Among the stops marchers made Sunday was to Point Blank, an Oakland Park-based company that specializes in military clothing.
There, a group of company workers, composed of Hispanics and Haitians, waited to join the march and spoke out against their employer.
"There are too many people working without getting paid," said Victoria Venegas, 42, who was born in Nicaragua. "People work so much and they are not even allowed to get a sip of water in there."
Her co-worker, Jorge Ramos, who is Cuban, concurred.
"We had a hunger strike recently because things are just so bad at Point Blank," he said. "They violate the federal labor laws, which are already weak enough."
Officials from Point Blank could not be reached for comment.

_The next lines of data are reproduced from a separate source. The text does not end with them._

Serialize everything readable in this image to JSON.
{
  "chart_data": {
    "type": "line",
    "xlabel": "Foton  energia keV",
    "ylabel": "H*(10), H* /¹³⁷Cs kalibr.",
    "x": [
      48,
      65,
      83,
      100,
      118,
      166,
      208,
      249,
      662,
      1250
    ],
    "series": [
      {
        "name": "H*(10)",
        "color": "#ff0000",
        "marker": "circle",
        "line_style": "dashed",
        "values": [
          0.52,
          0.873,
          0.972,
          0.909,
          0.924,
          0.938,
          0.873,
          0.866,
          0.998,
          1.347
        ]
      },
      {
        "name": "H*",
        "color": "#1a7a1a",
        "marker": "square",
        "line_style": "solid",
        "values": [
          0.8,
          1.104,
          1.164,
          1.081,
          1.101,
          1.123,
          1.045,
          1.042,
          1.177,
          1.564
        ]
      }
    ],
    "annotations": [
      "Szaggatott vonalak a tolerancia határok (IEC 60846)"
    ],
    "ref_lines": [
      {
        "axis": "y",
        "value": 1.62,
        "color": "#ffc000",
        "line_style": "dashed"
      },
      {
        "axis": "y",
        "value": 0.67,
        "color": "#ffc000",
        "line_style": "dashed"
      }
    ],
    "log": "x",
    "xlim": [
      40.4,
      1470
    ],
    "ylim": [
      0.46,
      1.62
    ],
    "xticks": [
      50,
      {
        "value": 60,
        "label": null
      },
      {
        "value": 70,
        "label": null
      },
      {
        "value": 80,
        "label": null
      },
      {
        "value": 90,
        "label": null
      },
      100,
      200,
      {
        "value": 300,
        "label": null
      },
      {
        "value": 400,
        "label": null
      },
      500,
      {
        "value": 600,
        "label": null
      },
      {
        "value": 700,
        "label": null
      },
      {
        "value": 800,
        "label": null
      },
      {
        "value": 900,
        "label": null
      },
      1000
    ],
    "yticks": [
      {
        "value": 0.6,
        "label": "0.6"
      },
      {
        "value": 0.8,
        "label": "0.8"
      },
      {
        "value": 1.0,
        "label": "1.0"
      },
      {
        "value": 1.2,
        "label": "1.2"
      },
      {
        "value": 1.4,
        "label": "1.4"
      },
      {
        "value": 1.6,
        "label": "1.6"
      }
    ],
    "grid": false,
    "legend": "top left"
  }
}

Sunday's 12-mile march culminated at about 6 p.m. at Frost Park in Dania, where farmworkers and their supporters would eat, relax and get ready for today's continued march through Broward County before entering Miami-Dade County.
Despite the heat and exhaustion and the energy required to keep on marching today, coalition members pledged their commitment to the cause.
Jean-Claude Jean, a Haitian from Immokalee who picks watermelons, assured he knew all about the proposed FTAA. Free trade agreements also have hurt his homeland, he said.
"We know the realities of free trade from our home in Haiti," said Jean, 36. "We already live in a deep enough misery; we don't need more by the FTAA."
Exhaustion would not stop his plight, Jean assured.
"We could walk another 30 miles right now," he said, following the 12-mile walk that ended in Dania. "We're defending ourselves; we've got to do this."